After evaluating several options, the NARCH team determined that the best way to reach Diné caregivers on the Navajo Nation, such as parents, grandparents, aunts and uncles, was to produce public service messages on local radio stations KTNN and KNDN. The team decided to produce podcasts based on the health priorities outlined in the Navajo MCH assessment.
“For infant health, the top health priorities [from the Navajo MCH assessment] were low birth weight and mortality; for child health, the priorities were mortality and unintentional injuries; for adolescent health, the top priorities were mental health; and for maternal health the top priorities were prenatal care begun in the first trimester and adequate prenatal care,” Waters said. “These are topics that we can shed light on through this podcast and help community members, Navajo MCH specialists and tribal leaders understand and address.”
In addition to oral health, other topics they plan to address through the podcast include prenatal care, breastfeeding, nutrition and gestational diabetes.

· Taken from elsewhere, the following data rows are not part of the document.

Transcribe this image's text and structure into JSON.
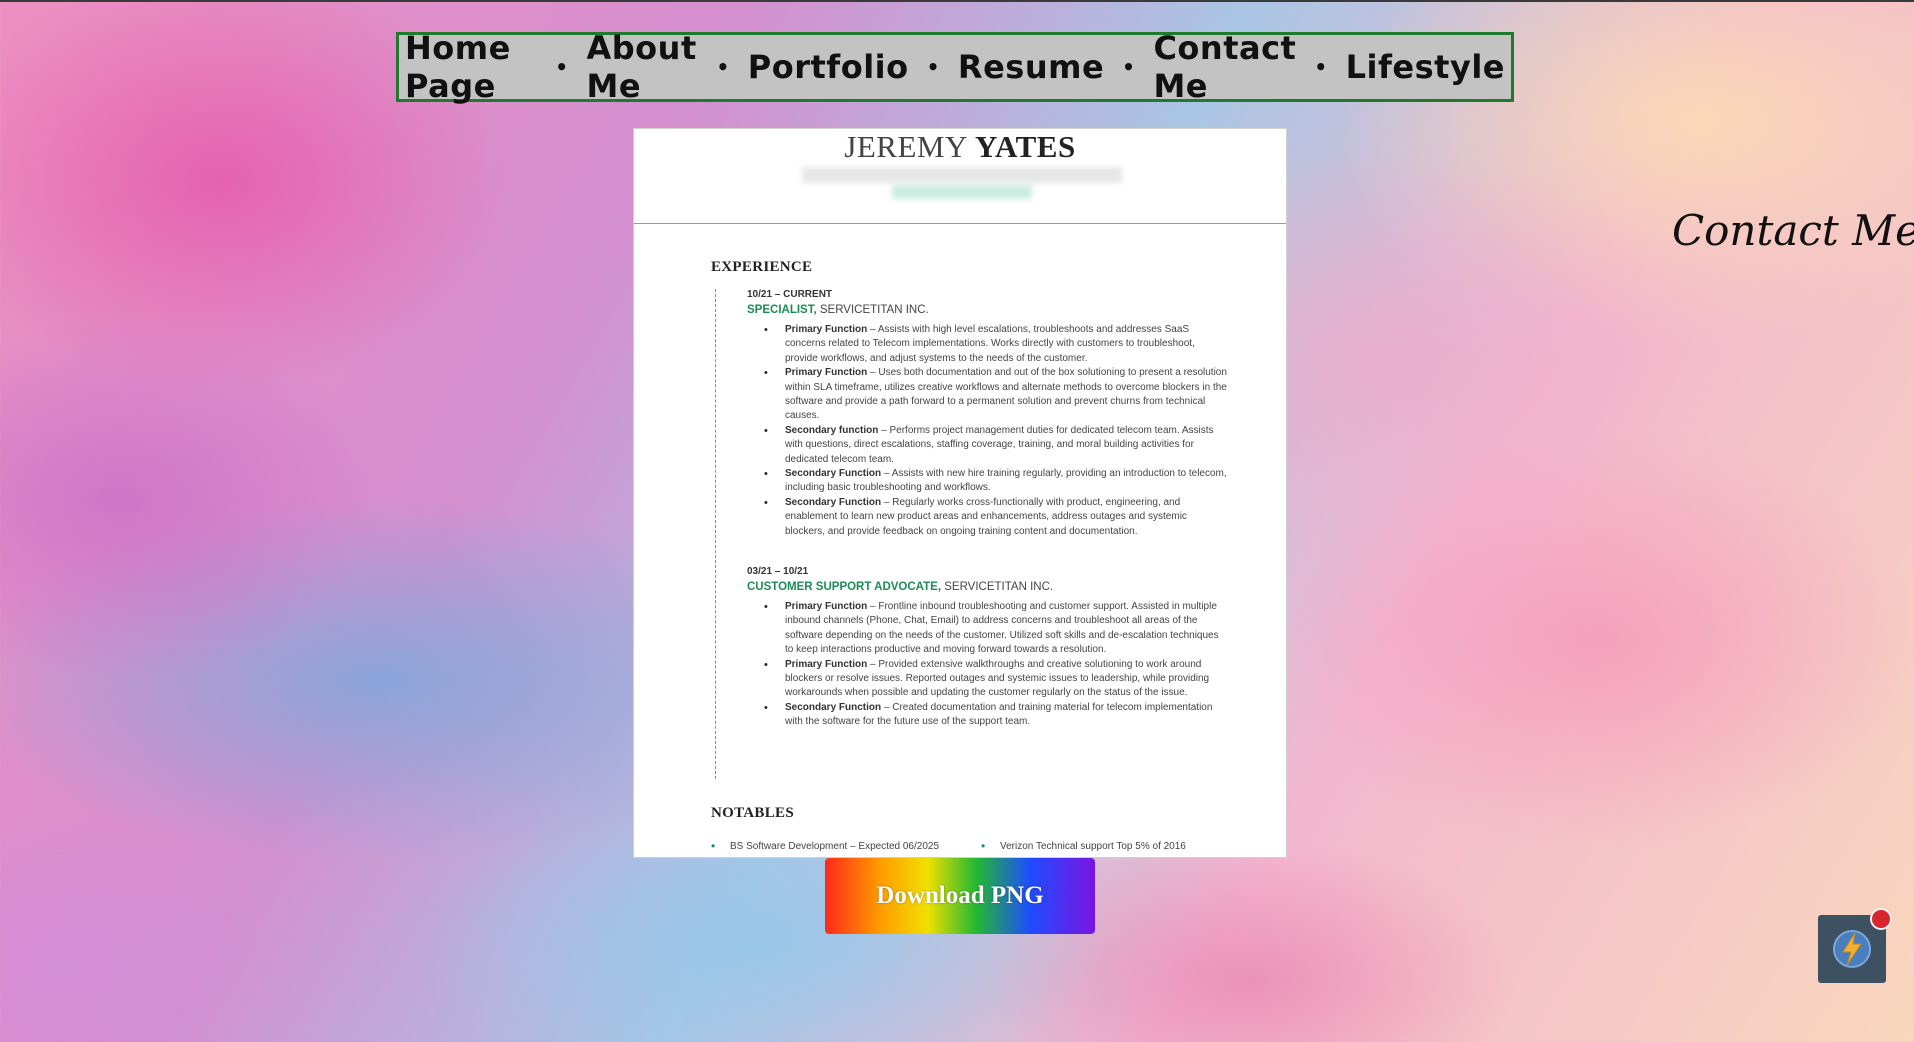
{
  "nav": {
    "items": [
      "Home Page",
      "About Me",
      "Portfolio",
      "Resume",
      "Contact Me",
      "Lifestyle"
    ],
    "separator": "•"
  },
  "resume": {
    "first_name": "JEREMY",
    "last_name": "YATES",
    "experience_title": "EXPERIENCE",
    "jobs": [
      {
        "date": "10/21 – CURRENT",
        "role": "SPECIALIST,",
        "company": "SERVICETITAN INC.",
        "bullets": [
          {
            "label": "Primary Function",
            "text": " – Assists with high level escalations, troubleshoots and addresses SaaS concerns related to Telecom implementations. Works directly with customers to troubleshoot, provide workflows, and adjust systems to the needs of the customer."
          },
          {
            "label": "Primary Function",
            "text": " – Uses both documentation and out of the box solutioning to present a resolution within SLA timeframe, utilizes creative workflows and alternate methods to overcome blockers in the software and provide a path forward to a permanent solution and prevent churns from technical causes."
          },
          {
            "label": "Secondary function",
            "text": " – Performs project management duties for dedicated telecom team. Assists with questions, direct escalations, staffing coverage, training, and moral building activities for dedicated telecom team."
          },
          {
            "label": "Secondary Function",
            "text": " – Assists with new hire training regularly, providing an introduction to telecom, including basic troubleshooting and workflows."
          },
          {
            "label": "Secondary Function",
            "text": " – Regularly works cross-functionally with product, engineering, and enablement to learn new product areas and enhancements, address outages and systemic blockers, and provide feedback on ongoing training content and documentation."
          }
        ]
      },
      {
        "date": "03/21 – 10/21",
        "role": "CUSTOMER SUPPORT ADVOCATE,",
        "company": "SERVICETITAN INC.",
        "bullets": [
          {
            "label": "Primary Function",
            "text": " – Frontline inbound troubleshooting and customer support. Assisted in multiple inbound channels (Phone, Chat, Email) to address concerns and troubleshoot all areas of the software depending on the needs of the customer. Utilized soft skills and de-escalation techniques to keep interactions productive and moving forward towards a resolution."
          },
          {
            "label": "Primary Function",
            "text": " – Provided extensive walkthroughs and creative solutioning to work around blockers or resolve issues. Reported outages and systemic issues to leadership, while providing workarounds when possible and updating the customer regularly on the status of the issue."
          },
          {
            "label": "Secondary Function",
            "text": " – Created documentation and training material for telecom implementation with the software for the future use of the support team."
          }
        ]
      }
    ],
    "notables_title": "NOTABLES",
    "notables": [
      "BS Software Development – Expected 06/2025",
      "Verizon Technical support Top 5% of 2016"
    ]
  },
  "download_label": "Download PNG",
  "contact_text": "Contact Me To",
  "colors": {
    "nav_border": "#1f7a2e",
    "nav_bg": "#c3c3c3",
    "resume_accent": "#1e8a5a",
    "widget_bg": "#3e5163",
    "badge": "#d8262c"
  },
  "icons": {
    "widget": "lightning-bolt-icon"
  }
}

Through guest speakers, they hope to highlight services and provide culturally relevant information specific to Navajo families.
“I hope our audience, whether they are a mother, father, grandparent, providers, or nurses, realize the importance of health especially for pregnant or lactating women and the child that is to be born,” Waters said. “From before conception to postpartum, a woman goes through so much physically, emotionally and spiritually and the more support she has from her partner, family, friends, providers, and nurses, the better the outcome.”
Navigating a remote podcast team
Though Waters and the Diné College staff are located in Shiprock, New Mexico, the MCH podcast editing team are mostly located in Flagstaff and other areas of Arizona.
“I thought that would be a challenge but I feel like it’s been pretty easy to plan as a team,” Waters said. “We share information on a topic and record. We used Zoom or our phones to record our voice, and to invite and collaborate with our guest speakers.”
Chassity Begay, DeeDee James and Shermaine Nelson, NAU students, are assisting with podcast editing.
James, a second-year student in the NAU Master of Public Health, Indigenous Health Track, has been working on the project since this summer. Though she had never edited a podcast before, she trained herself by watching tutorials.
“In the beginning it was a little hard,” James said. “It was a learning process. Although it is tedious, I really like it a ton.”
For her part in the podcast editing, Begay said she is listening to interviews and removing pauses and extra words to make the final product smoother.
“I have never made a podcast—it is fairly new to me—but I thought it would be a lot harder,” said Begay, who is also a student in NAU’s Master of Public Health, Indigenous Health Track. “I think it is a good skill to have. A lot of people are starting to put together podcasts. The idea of a podcast is starting to pick up.”
Nelson, who will graduate in December with a bachelor’s degree in health equity, had difficulty with computer compatibility in the beginning of the project, but quickly began working once she had the correct equipment.
“Although I enjoyed interviewing and speaking, it was a challenge for me as it is out of my comfort zone,” Nelson said. “I enjoyed working on the transcript and working with the editing software. Overall, I am grateful I have the opportunity to be working on this podcast.”
The podcast team has many innovative program plans for the future.
“Currently, we have five podcasts lined up but in order to ensure that we continue this podcast with our NAU undergrad and grad students, and Diné College undergraduate students, we want to expand the topics to an overall public health and family focus on the Navajo Nation,” Waters said. “We want this to be a sustainable and student-led podcast [series], because we know this is one way we can continue to share health information.”